On voit bien que le SIRH peut aider à traiter ce type de complexité en faisant varier le degré d’anonymat selon la nature des postes à pourvoir, non seulement en fonction des données requérant l’anonymat, mais aussi en fonction des différentes étapes du processus global.

Retour à l'anonymat
Enfin, selon les termes de la nouvelle loi sur l’égalité des chances, l’entreprise doit recevoir en entretien l’ensemble des candidats présélectionnés. Néanmoins, si le candidat n’est finalement pas retenu, son CV doit redevenir anonyme, lui permettant ainsi d’éventuellement postuler à un nouveau job au sein du même groupe.
Là aussi le SIRH simplifie cet acte de gestion et en garantit l’exhaustivité en réintégrant le CV de manière indifférenciée dans son vivier interne.

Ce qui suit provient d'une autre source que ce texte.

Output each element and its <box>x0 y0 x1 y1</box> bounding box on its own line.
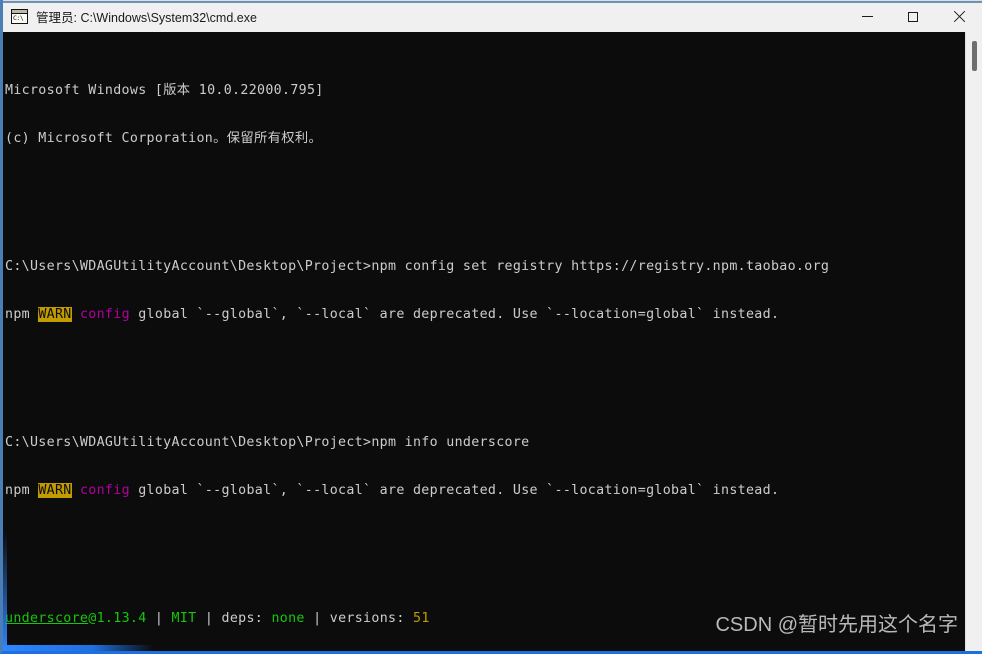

Comme pour d’autres domaines RH ou problématiques législatives, il est illusoire d’envisager le SIRH comme une fin en soi, ou comme un remède infaillible à la problématique de discrimination à laquelle les entreprises sont aujourd’hui confrontées, mais raisonnable de le considérer comme un des outils clés leur permettant d’en minorer les aspects les plus contraignants.